There's a wealth of good thought in the thread that you linked. To mention a couple of tactics that I found helpful while preparing:
1) Every time you sit down to taste, set your "mise" up the same way. For me, it was always spit bucket on the left, water on the right, timer between glasses 4 and 5, wines in line with whites on the left and reds on the right (yes, this is usually how the glasses are set, especially for exams, but sometimes in competition you'd get whites in the front and reds in the back). The idea is that if you set yourself up the same way every time, you create a sense of the familiar and controllable in an environment that feels fraught with things you can't control.
2) Make a point to taste in front of people who intimidate you as much as possible. You will need one or two tasting groups to work with consistently to hone your tasting, but do your best to get time with masters, advanced sommeliers, or even just wine directors in your community that you respect. The more you can put yourself in the situation you will face in the exam, the more comfortable you will get with it, and it should decrease your anxiety (it's basically aversion therapy - the more you put yourself in the situation that scares you, the less scared you will become each time). And compete as much as possible! It's an excellent way to test yourself in a high-stress situation where the stakes feel high but the results don't actually matter (and if you win something, bonus!).

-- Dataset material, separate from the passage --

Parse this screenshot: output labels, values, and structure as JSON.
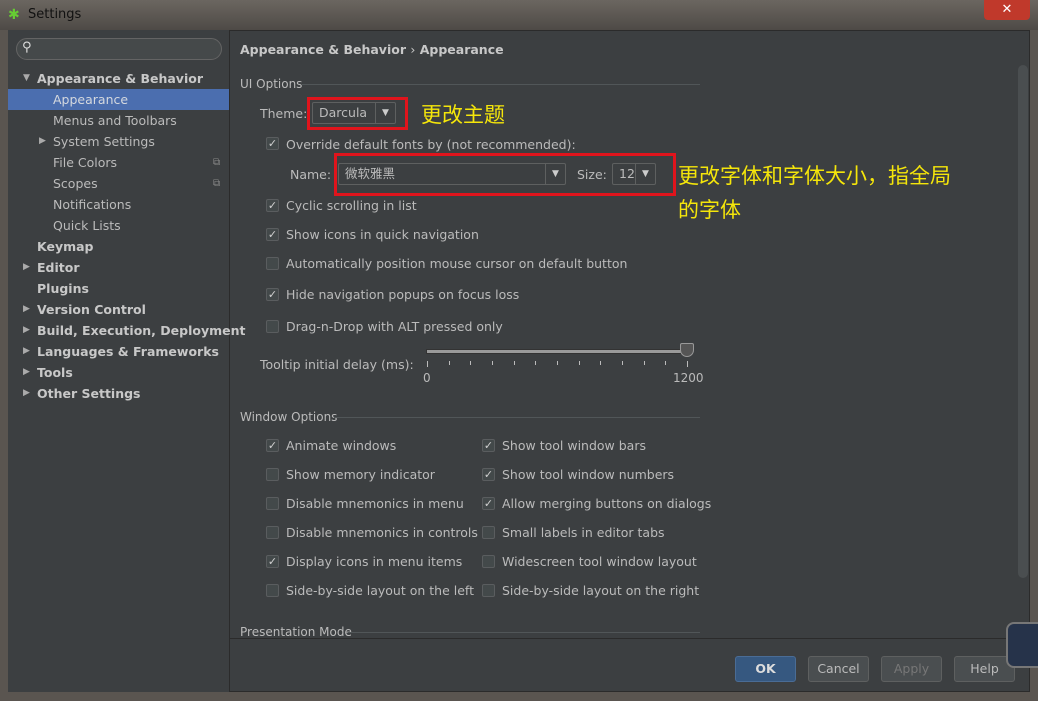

3) Keep in mind while you're tasting that it does not matter what the wine is. Trying to figure out what the wine is as you're tasting can cause you to start chasing yourself in circles, making things up, missing things. Let yourself off the hook. Your job is to observe the wine, translate what you observe onto the page, and then look back at what you wrote down and come to the best conclusion based off of your note. And the best way to observe objectively is to stop trying to figure the wine out as you go.
Get yourself a good tasting group - one that is consistent, and commits to only bringing classic examples of testable varieties, and has good, constructive dialogue about why the wines you taste are what they are. Too many groups just bring wine, do a double-blind tasting, reveal, and then go their separate ways without discussing much of anything. And keep in mind that your tasting will only ever be as good as your understanding of theory.